The Bullvine Bottom Line

Semex’s superior place in Canadian and global dairy cattle breeding history remains almost unequaled.  However, that position is less secure today than many would like to admit.  I am not saying they can’t regain prominence or even be a major global player.  What I am saying is that we all need to remember that cooperation is what made Canada great in the first place.  All players working together will build a product that is greater than the sum of its parts. That is what made Canada great and that is what will help Canada rise back to the top of the genetic empire.


  1. Although the likes of Genervations and TAG are making small in roads in the CA market, I think the marketing and genetic dominance of ABS, Alta and Select is what’s knocking the swagger out of the once arrogant Semex!

    • Doug,
      I can totally understand your comments and agree. Though those AI companies are all seen as “NOT CANADIAN” and I wonder if that has had a big effect on things. ABS and Select have always been bigger on a world seen and until recently had not made that much headway in Canada.

  2. The Bullvine is becoming the Don Cherry of the Dairy Genetics Business. Controversial, Outspoken, Knowledgeable and Passionate. You may not always agree with what is said but everyone loves to watch and listen!

    • Bryan,
      I fear that if we don’t say it no one will. And that is not going to help the industry advance. I idolize the likes of Moe Freeman, Roy Snyder and George Clemons and the only way to keep that legacy going is to keep the industry advancing. (FYI: Maybe I should write a post about being Don Cherry, thanks for the idea). We always love feedback and meaningful discussion.

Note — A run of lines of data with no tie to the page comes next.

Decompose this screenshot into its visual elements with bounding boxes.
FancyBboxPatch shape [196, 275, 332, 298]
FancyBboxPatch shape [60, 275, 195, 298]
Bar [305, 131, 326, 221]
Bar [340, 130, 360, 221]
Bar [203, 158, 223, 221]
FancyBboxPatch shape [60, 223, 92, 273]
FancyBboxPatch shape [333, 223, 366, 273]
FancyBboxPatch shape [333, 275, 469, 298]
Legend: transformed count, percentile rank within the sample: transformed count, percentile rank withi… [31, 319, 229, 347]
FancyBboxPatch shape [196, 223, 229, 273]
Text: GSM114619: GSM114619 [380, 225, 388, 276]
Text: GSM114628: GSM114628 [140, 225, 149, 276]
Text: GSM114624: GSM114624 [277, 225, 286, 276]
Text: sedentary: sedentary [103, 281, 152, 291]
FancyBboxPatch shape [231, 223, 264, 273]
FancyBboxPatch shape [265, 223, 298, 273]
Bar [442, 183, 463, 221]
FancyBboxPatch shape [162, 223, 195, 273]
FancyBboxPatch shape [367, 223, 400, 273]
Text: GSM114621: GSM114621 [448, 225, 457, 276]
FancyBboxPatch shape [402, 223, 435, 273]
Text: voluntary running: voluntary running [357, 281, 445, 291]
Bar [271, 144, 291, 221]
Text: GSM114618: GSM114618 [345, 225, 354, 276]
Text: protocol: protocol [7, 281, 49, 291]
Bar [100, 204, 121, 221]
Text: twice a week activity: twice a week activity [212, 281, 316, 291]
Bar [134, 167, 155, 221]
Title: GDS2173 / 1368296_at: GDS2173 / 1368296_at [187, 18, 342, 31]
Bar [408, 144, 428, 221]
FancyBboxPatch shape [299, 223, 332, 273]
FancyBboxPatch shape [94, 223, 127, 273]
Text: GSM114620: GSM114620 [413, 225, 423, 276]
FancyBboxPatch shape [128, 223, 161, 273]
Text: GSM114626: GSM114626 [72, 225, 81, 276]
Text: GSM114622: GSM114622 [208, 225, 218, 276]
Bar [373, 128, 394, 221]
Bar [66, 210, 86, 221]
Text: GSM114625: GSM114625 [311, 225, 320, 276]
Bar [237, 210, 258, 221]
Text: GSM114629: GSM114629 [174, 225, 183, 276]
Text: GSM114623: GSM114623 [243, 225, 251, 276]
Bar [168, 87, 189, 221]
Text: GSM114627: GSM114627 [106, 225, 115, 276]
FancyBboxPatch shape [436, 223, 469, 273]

  3. I don’t force people to read. What I do is try to ask people to do is think. I didn’t start the Bullvine to get rich or to settle a score. I love, I repeat, I love the dairy industry and felt this was my way to express my passion. My goals are not one company or another (hence why sire recommendations are made without even checking who owns what sire). I totally understand why Semex is bringing HIR to market themselves. But I also understand that it was also started in part by DairyGen an industry-supported council. My point with all of this is, we all need to not lose sight of the fact that cooperation is what made Canada what it is. Canada has 85% less dairy cattle than the US yet has a much higher proportion in relation to size of the world genetics market. That is because of how well the whole industry has worked together in the past. As I see more and more the industry not working together, I felt that this was needed to have something said. Hence today’s article. Are my methods extreme? Yes, but sometimes it takes extreme actions to bring things to light.

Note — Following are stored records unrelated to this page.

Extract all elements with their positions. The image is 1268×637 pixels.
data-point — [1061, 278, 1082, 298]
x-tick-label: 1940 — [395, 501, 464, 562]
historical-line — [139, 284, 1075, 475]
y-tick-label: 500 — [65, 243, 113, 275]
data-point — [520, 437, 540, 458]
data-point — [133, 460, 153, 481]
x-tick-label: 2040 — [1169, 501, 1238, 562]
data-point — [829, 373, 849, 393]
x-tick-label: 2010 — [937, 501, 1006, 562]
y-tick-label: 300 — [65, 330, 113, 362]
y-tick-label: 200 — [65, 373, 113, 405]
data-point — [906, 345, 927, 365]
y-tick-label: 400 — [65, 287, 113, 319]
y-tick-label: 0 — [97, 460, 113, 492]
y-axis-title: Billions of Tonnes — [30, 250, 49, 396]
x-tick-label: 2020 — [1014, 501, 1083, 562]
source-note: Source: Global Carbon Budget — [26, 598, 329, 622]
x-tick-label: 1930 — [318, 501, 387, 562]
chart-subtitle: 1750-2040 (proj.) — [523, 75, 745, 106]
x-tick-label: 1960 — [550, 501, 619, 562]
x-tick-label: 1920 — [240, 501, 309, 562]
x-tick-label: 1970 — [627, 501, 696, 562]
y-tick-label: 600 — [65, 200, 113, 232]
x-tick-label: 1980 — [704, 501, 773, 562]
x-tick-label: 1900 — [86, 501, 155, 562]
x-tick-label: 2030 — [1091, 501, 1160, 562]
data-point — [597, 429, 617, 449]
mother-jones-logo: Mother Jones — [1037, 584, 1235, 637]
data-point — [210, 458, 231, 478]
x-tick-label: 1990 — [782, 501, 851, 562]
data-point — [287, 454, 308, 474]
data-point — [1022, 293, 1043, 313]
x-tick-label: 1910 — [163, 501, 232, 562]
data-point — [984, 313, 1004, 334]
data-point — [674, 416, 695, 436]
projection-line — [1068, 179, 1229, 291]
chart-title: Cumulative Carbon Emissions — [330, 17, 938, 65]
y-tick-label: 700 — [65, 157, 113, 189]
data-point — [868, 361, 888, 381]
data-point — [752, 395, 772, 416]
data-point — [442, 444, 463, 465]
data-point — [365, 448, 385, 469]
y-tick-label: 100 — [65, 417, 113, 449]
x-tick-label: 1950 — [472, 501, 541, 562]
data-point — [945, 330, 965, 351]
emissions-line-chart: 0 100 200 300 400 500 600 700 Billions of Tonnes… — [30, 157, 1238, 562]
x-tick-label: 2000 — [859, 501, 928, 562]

  4. Semex is getting burried in the US because they wanted a larger market share. They started investing in net merit and genomics which they’re core customer base and repeat customers reject. Not to mention they can’t compete on price or the service Select or genex offer the large herds, which is 2 of the 3 factors large dairies look at. They’ve destroyed the great product they once had. It’s very sad.